The Santa Cruz Museum of Natural History is the oldest Museum in Santa Cruz. After being a city-funded Museum for over 100 years, the Museum is now an independent non-profit. It uses fundraising, grant-writing and community support to continue its mission to "Connect people with nature and inspire stewardship of the natural world." The Museum took possession of the City's Collection earlier this year and is working on organizing, caring for and sharing its artifacts with the community. The educational programs of the Museum serve over 4000 children every year and the Neary Lagoon Watershed Walk was recognized by CA Department of Education with the "Excellence in Museum Education" award.
The special exhibit this fall is titled "Crystals, Caves, and Kilns: A Natural and Cultural History of Limestone and Marble in the Felton - Santa Cruz Area." This exhibit runs through February and explores the natural and cultural history of limestone, lime, and marble in the Felton – Santa Cruz area. There are displays of mineral and crystal specimens, 19th century artifacts from the lime industry, never-before-seen historic photos, activity stations for children, and much more. Visitors will learn about the geologic history of the area and how marble caves form. There is also a series of Fall field trips, each on a different theme: geology, historic lime kilns, and the environmental impact of the lime industry. Find out more at santacruzmuseum.org.
Dan Harder, Executive Director Santa Cruz Museum of Natural History: He obtained a Bachelor of Science degree in botany from the University of Wisconsin, Madison, and went on to graduate school in botany at UC Berkeley. After graduation Dan was hired as an assistant Curator at the Missouri Botanical Garden (MBG) in St Louis. For more than a decade, he curated large collections of tropical legumes within the herbarium and led programs in botanical collecting, inventory, and research in 15 countries in the Old World. He established collaborative partnerships in Africa and Indochina that led to significant new species discoveries and new records for the floras of these regions. For eight years, until late in 2009, Dan was the Executive Director of the UCSC Arboretum and an adjunct faculty member at UCSC. He continues his research on plants from the Central Coast as a Research Associate at the California Academy of Sciences in San Francisco.

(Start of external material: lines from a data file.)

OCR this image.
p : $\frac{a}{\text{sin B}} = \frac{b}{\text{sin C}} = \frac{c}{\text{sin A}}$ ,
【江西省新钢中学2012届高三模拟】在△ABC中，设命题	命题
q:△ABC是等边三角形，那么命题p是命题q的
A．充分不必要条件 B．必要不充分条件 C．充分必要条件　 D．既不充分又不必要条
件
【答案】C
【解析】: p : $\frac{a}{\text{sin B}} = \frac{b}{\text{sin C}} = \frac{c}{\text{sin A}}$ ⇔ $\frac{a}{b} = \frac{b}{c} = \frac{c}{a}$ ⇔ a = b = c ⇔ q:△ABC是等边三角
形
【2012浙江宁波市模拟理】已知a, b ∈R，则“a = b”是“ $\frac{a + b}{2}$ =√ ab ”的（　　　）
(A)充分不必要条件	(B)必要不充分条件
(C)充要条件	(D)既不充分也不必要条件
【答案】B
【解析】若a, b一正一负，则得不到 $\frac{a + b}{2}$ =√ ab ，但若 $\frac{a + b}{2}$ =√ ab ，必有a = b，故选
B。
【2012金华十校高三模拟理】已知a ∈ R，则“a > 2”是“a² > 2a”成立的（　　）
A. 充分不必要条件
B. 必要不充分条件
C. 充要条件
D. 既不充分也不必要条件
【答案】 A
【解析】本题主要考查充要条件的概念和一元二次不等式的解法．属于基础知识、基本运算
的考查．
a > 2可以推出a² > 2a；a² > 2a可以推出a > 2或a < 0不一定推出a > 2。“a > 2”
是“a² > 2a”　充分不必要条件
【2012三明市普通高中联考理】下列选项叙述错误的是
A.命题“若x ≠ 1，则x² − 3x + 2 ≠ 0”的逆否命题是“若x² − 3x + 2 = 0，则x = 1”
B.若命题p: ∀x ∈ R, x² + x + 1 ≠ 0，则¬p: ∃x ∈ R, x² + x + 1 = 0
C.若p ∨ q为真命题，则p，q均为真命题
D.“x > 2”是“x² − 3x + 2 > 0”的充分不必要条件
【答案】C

Frank Perry, Research Associate, Exhibit Designer / Curator: Has been associated with the Museum for many years and in many different capacities. As a free-lance exhibit designer and builder he has done natural science and historical displays for many different museums and park visitor centers. His special interests include geology, paleontology, lighthouses, and the history of the local lime industry. Besides his involvement with the Natural History Museum, he also serves as curator of the Capitola Historical Museum.